Com muito mais popularidade do que material editado, criam-se as condições perfeitas para que exista um certo culto em torno de Yuri NR5. E isso reflecte-se nas pessoas todas que, apesar da hora tardia a uma quinta-feira, aderiram em massa à pista de carrinhos de choque onde o rapper estava a tocar juntamente com a sua banda. E enquanto o tão esperado projecto de estreia não nos chega (ontem ainda se escutou uma curta amostra de um inédito que vai fazer parte desse alinhamento), as novas roupagens para “São Paulo”, “Eu Tou Fixe” ou a mais recente “Diva” vão-nos saciando a sede.

– Gonçalo Oliveira



Aos 54 anos, Pharoahe Monch é um dos mais antigos e emblemáticos MCs de Nova Iorque ainda em actividade. Um estatuto que, à partida, lhe deveria valer uma das plateias mais calorosas daquela noite. A verdade é que o rapper, que despontou ainda durante a década de 80 ao serviço dos Organized Konfusion, parece ter mais energia do que nós todos. Atrás de si (e também com a carga das pilhas no máximo) esteve DJ Boogie Blind, dos não menos lendários The X-Ecutioners, ele que agraciou cada faixa que surgiu com cortes precisos nas turntables que manuseava e assumiu total protagonismo a meio do set com uma breve rotina que envolveu muito scratch e beat juggling.

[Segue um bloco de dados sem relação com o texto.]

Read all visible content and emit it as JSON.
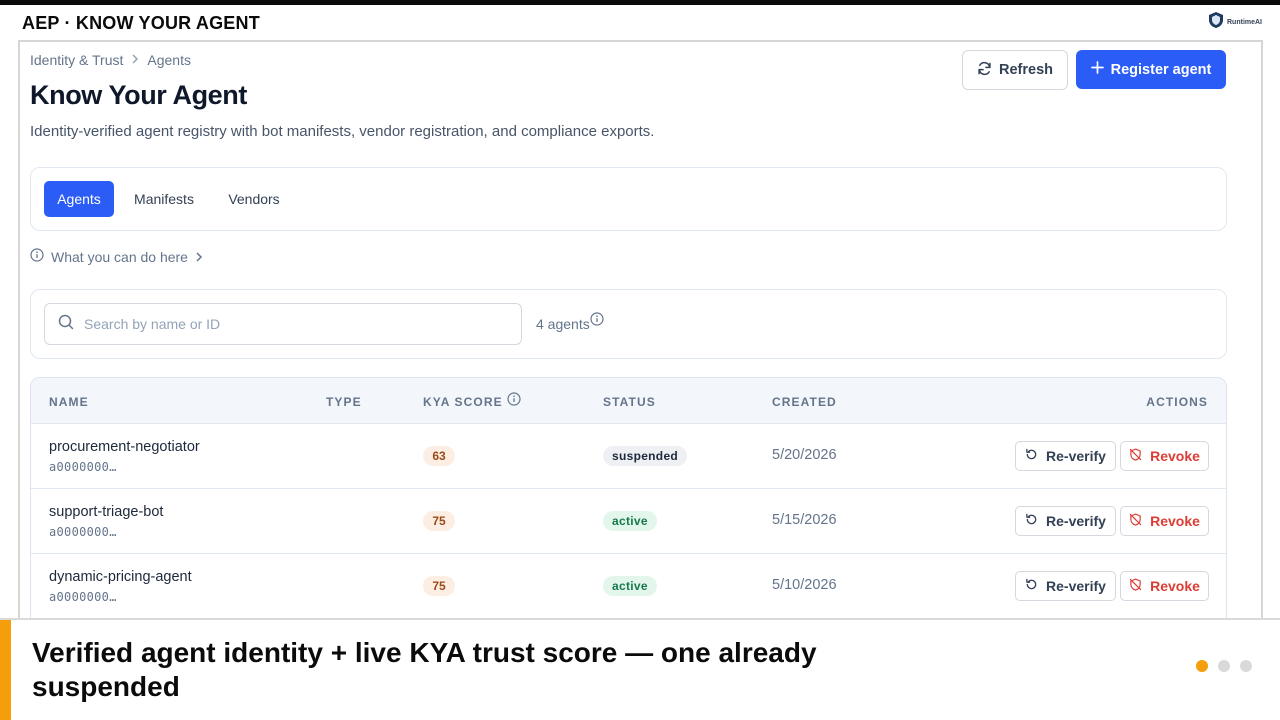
{
  "slide": {
    "title": "AEP · KNOW YOUR AGENT",
    "brand": "RuntimeAI",
    "caption": "Verified agent identity + live KYA trust score — one already suspended",
    "accent_color": "#f59e0b",
    "progress_dots": [
      true,
      false,
      false
    ]
  },
  "breadcrumb": [
    "Identity & Trust",
    "Agents"
  ],
  "page": {
    "title": "Know Your Agent",
    "subtitle": "Identity-verified agent registry with bot manifests, vendor registration, and compliance exports."
  },
  "actions": {
    "refresh_label": "Refresh",
    "register_label": "Register agent"
  },
  "tabs": [
    {
      "label": "Agents",
      "active": true
    },
    {
      "label": "Manifests",
      "active": false
    },
    {
      "label": "Vendors",
      "active": false
    }
  ],
  "help": {
    "label": "What you can do here"
  },
  "search": {
    "placeholder": "Search by name or ID",
    "value": "",
    "count_label": "4 agents"
  },
  "table": {
    "columns": [
      "NAME",
      "TYPE",
      "KYA SCORE",
      "STATUS",
      "CREATED",
      "ACTIONS"
    ],
    "rows": [
      {
        "name": "procurement-negotiator",
        "id": "a0000000…",
        "type": "",
        "kya_score": "63",
        "status": "suspended",
        "created": "5/20/2026"
      },
      {
        "name": "support-triage-bot",
        "id": "a0000000…",
        "type": "",
        "kya_score": "75",
        "status": "active",
        "created": "5/15/2026"
      },
      {
        "name": "dynamic-pricing-agent",
        "id": "a0000000…",
        "type": "",
        "kya_score": "75",
        "status": "active",
        "created": "5/10/2026"
      }
    ],
    "row_actions": {
      "reverify_label": "Re-verify",
      "revoke_label": "Revoke"
    }
  },
  "colors": {
    "primary": "#2b5cf6",
    "danger": "#dc3e35",
    "active_status": "#16794a",
    "score_badge": "#fdeee3"
  },
  "icons": {
    "brand": "shield-icon",
    "refresh": "refresh-icon",
    "register": "plus-icon",
    "help": "info-icon",
    "search": "search-icon",
    "count_info": "info-icon",
    "kya_info": "info-icon",
    "reverify": "rotate-ccw-icon",
    "revoke": "shield-off-icon"
  }
}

Por mais clássicos que Troy Jamerson tenha sob a sua alçada, as manifestações do público eram sempre contidas. E mesmo quando Monch tentava puxar pela plateia, entre os habituais jogos de interacção que os artistas da esfera hip hop costumam trazer para o palco, o efeito causado nas respostas era pouco audível. O norte-americano nunca desanimou e deu-nos a melhor versão de si mesmo, com entregas precisas, flows galopantes e um amplo leque de multies que amealhou ao longo de quase três décadas, através de quatro discos a solo e um sem-número de colaborações — no início desta semana, Sebastião Santana fez a filtragem ao seu catálogo e encontrou os seus 20 melhores versos.

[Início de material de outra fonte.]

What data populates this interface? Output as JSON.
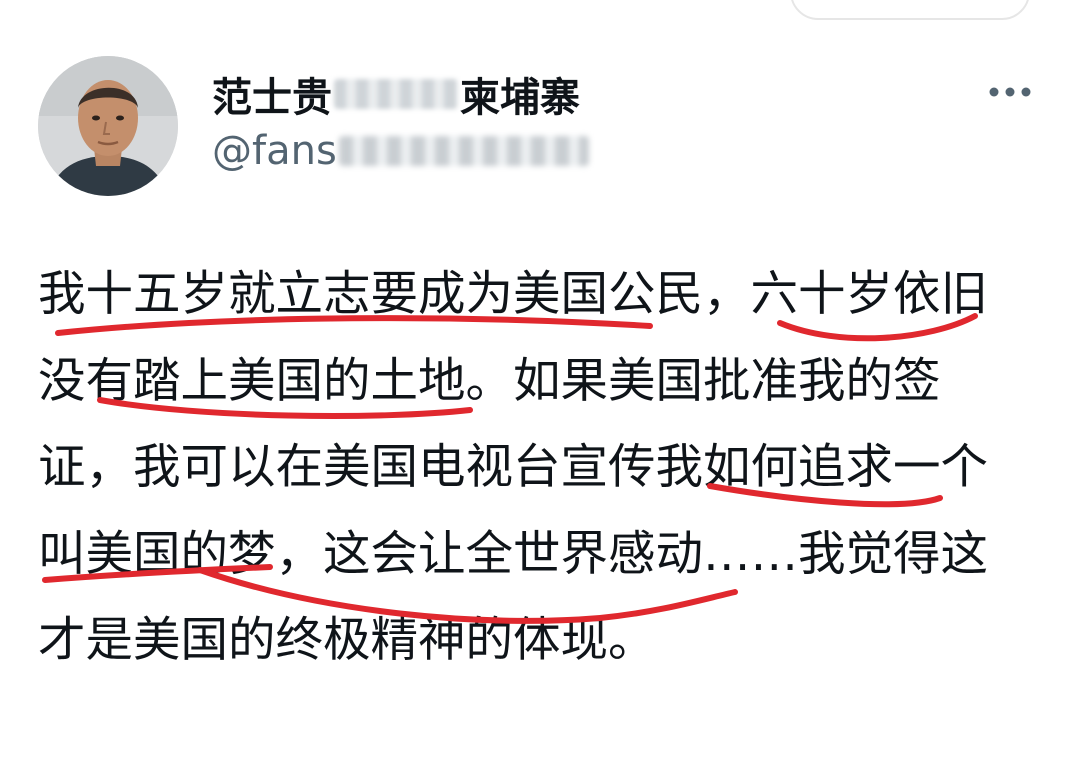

Em cima do Gasómetro, Pharoahe Monch aproveitou o concerto em Lisboa para nos dar uma pequena masterclass. Lembrou J Dilla e Nate Dogg, falou um pouco sobre as suas origens, recordou episódios caricatos e ainda prestou uma homenagem a MF DOOM, ao reutilizar o instrumental de “One Beer” para recriar aquele que foi o verso que deixou registado em “Slam Dunk Contest”, de Your Old Droog e Tha God Fahim. Desde os temas primordiais que escreveu enquanto parte dos Organized Konfusion até aos pratos musicais mais recentes que tem andado a cozinhar, os momentos mais vibrantes da actuação do veterano davam-se ao som de Internal Affairs, o clássico LP que assinou em 1999 e que contém o ultra-inflamável “Simon Says”, facilmente posicionada no top 5 quando procuramos pelos mais sonantes hip hop anthems.